Alors, je sais, certains vont me dire que l’algorithme s’adapte aux contenus que l’on consulte, donc si une personne nigériane aime liker des posts de ce genre, qui sommes-nous pour juger ? … Oui, mais ça c’est dans le cas hypothétique où l’algorithme d’Instagram – pour rester dans l’exemple cité – n’aurait pas aussi ses propres biais.
Depuis plusieurs années maintenant, de nombreuses études ont révélé que les algorithmes d’intelligence artificielle, dont celle d’Instagram, reproduisent les biais de leurs concepteurs, et tout simplement dans la société dans laquelle ils sont élaborés. Je vous parlais déjà de la notion de technoracisme ici; mais vous pouvez vous référer à l’article du monde Quand l’intelligence artificielle reproduit le sexisme et le racisme :
Des mots relevant du domaine lexical des fleurs sont associés à des termes liés au bonheur et au plaisir (liberté, amour, paix, joie, paradis, etc.). Les mots relatifs aux insectes sont, à l’inverse, rapprochés de termes négatifs (mort, haine, laid, maladie, douleur, etc.).

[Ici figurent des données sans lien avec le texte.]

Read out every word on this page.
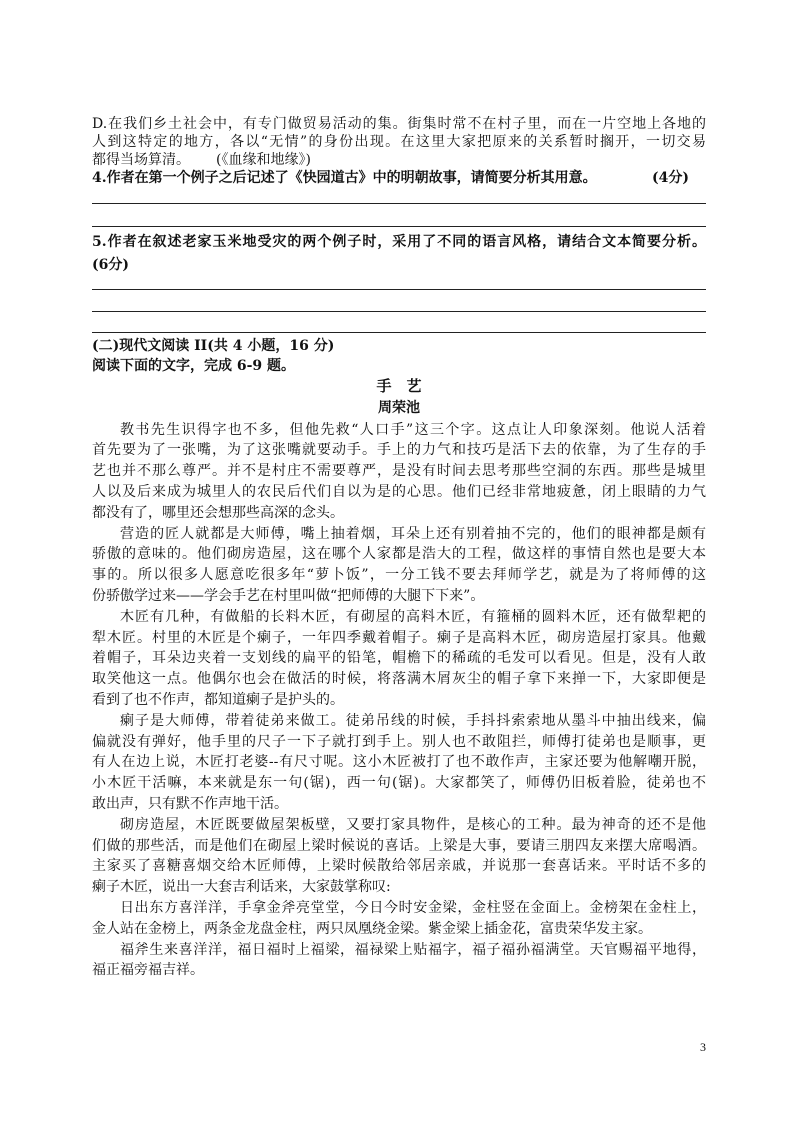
D.在我们乡土社会中，有专门做贸易活动的集。街集时常不在村子里，而在一片空地上各地的
人到这特定的地方，各以“无情”的身份出现。在这里大家把原来的关系暂时搁开，一切交易
都得当场算清。 (《血缘和地缘》)
4.作者在第一个例子之后记述了《快园道古》中的明朝故事，请简要分析其用意。	(4分)
5.作者在叙述老家玉米地受灾的两个例子时，采用了不同的语言风格，请结合文本简要分析。
(6分)
(二)现代文阅读 II(共 4 小题，16 分)
阅读下面的文字，完成 6-9 题。
手　艺
周荣池
教书先生识得字也不多，但他先救“人口手”这三个字。这点让人印象深刻。他说人活着
首先要为了一张嘴，为了这张嘴就要动手。手上的力气和技巧是活下去的依靠，为了生存的手
艺也并不那么尊严。并不是村庄不需要尊严，是没有时间去思考那些空洞的东西。那些是城里
人以及后来成为城里人的农民后代们自以为是的心思。他们已经非常地疲惫，闭上眼睛的力气
都没有了，哪里还会想那些高深的念头。
营造的匠人就都是大师傅，嘴上抽着烟，耳朵上还有别着抽不完的，他们的眼神都是颇有
骄傲的意味的。他们砌房造屋，这在哪个人家都是浩大的工程，做这样的事情自然也是要大本
事的。所以很多人愿意吃很多年“萝卜饭”，一分工钱不要去拜师学艺，就是为了将师傅的这
份骄傲学过来——学会手艺在村里叫做“把师傅的大腿下下来”。
木匠有几种，有做船的长料木匠，有砌屋的高料木匠，有箍桶的圆料木匠，还有做犁耙的
犁木匠。村里的木匠是个瘌子，一年四季戴着帽子。瘌子是高料木匠，砌房造屋打家具。他戴
着帽子，耳朵边夹着一支划线的扁平的铅笔，帽檐下的稀疏的毛发可以看见。但是，没有人敢
取笑他这一点。他偶尔也会在做活的时候，将落满木屑灰尘的帽子拿下来掸一下，大家即便是
看到了也不作声，都知道瘌子是护头的。
瘌子是大师傅，带着徒弟来做工。徒弟吊线的时候，手抖抖索索地从墨斗中抽出线来，偏
偏就没有弹好，他手里的尺子一下子就打到手上。别人也不敢阻拦，师傅打徒弟也是顺事，更
有人在边上说，木匠打老婆--有尺寸呢。这小木匠被打了也不敢作声，主家还要为他解嘲开脱，
小木匠干活嘛，本来就是东一句(锯)，西一句(锯)。大家都笑了，师傅仍旧板着脸，徒弟也不
敢出声，只有默不作声地干活。
砌房造屋，木匠既要做屋架板壁，又要打家具物件，是核心的工种。最为神奇的还不是他
们做的那些活，而是他们在砌屋上梁时候说的喜话。上梁是大事，要请三朋四友来摆大席喝酒。
主家买了喜糖喜烟交给木匠师傅，上梁时候散给邻居亲戚，并说那一套喜话来。平时话不多的
瘌子木匠，说出一大套吉利话来，大家鼓掌称叹:
日出东方喜洋洋，手拿金斧亮堂堂，今日今时安金梁，金柱竖在金面上。金榜架在金柱上，
金人站在金榜上，两条金龙盘金柱，两只凤凰绕金梁。紫金梁上插金花，富贵荣华发主家。
福斧生来喜洋洋，福日福时上福梁，福禄梁上贴福字，福子福孙福满堂。天官赐福平地得，
福正福旁福吉祥。
3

Mais l’efficacité de cette technologie reflète aussi des associations bien plus problématiques. Des stéréotypes sexistes sont ainsi reproduits, mais aussi racistes : les qualificatifs statistiquement les plus donnés aux Noirs américains sont davantage liés à un champ lexical négatif que ceux attribués aux Blancs.
Ces résultats correspondent à ceux d’une expérimentation célèbre en psychologie, le test d’association implicite, qui étudie les associations d’idées des humains. Conclusion :
« Nos résultats suggèrent que si nous fabriquons un système intelligent qui apprenne suffisamment sur les propriétés du langage pour être capable de le comprendre et de le produire, il va aussi acquérir, dans ce processus, des associations culturelles historiques, dont certaines peuvent être problématiques. »Et le problème ne se situe pas seulement au niveau du langage. Quand un programme d’IA est devenu jury d’un concours de beauté, en septembre 2016, il a éliminé la plupart des candidats noirs.
https://www.lemonde.fr/pixels/article/2017/04/15/quand-l-intelligence-artificielle-reproduit-le-sexisme-et-le-racisme-des-humains_5111646_4408996.html
« Beaucoup de gens nous disent que cela montre que l’IA a des préjugés, souligne Joanna Bryson dans le Guardian. Mais non. Cela montre que nous avons des préjugés, et que l’IA les apprend. »
Donc, si l’algorithme d’Instagram associe les notions de self/care à des références occidentales, on a donc une représentation du self/care définie par des critères occidentaux et diffusée auprès d’autres populations étrangères. Nos likes et nos partages consolident cette esthétique générale du self/care, souvent simplifiée et filtrée, tout en excluant d’autres imaginaires, et donc, d’autres alternatives.
C’est moche, hein ? Je sais.
Repenser et décoloniser le self/care
“Mais, alors qu’est-ce qu’on fait au juste ?! “crie quelqu’un dans le fond.
La première chose est, je pense, d’interroger comment le self/care à l’Occidental bénéficie des dynamiques coloniales qui régissent les relations entre les pays occidentaux et les autres. Pourquoi ?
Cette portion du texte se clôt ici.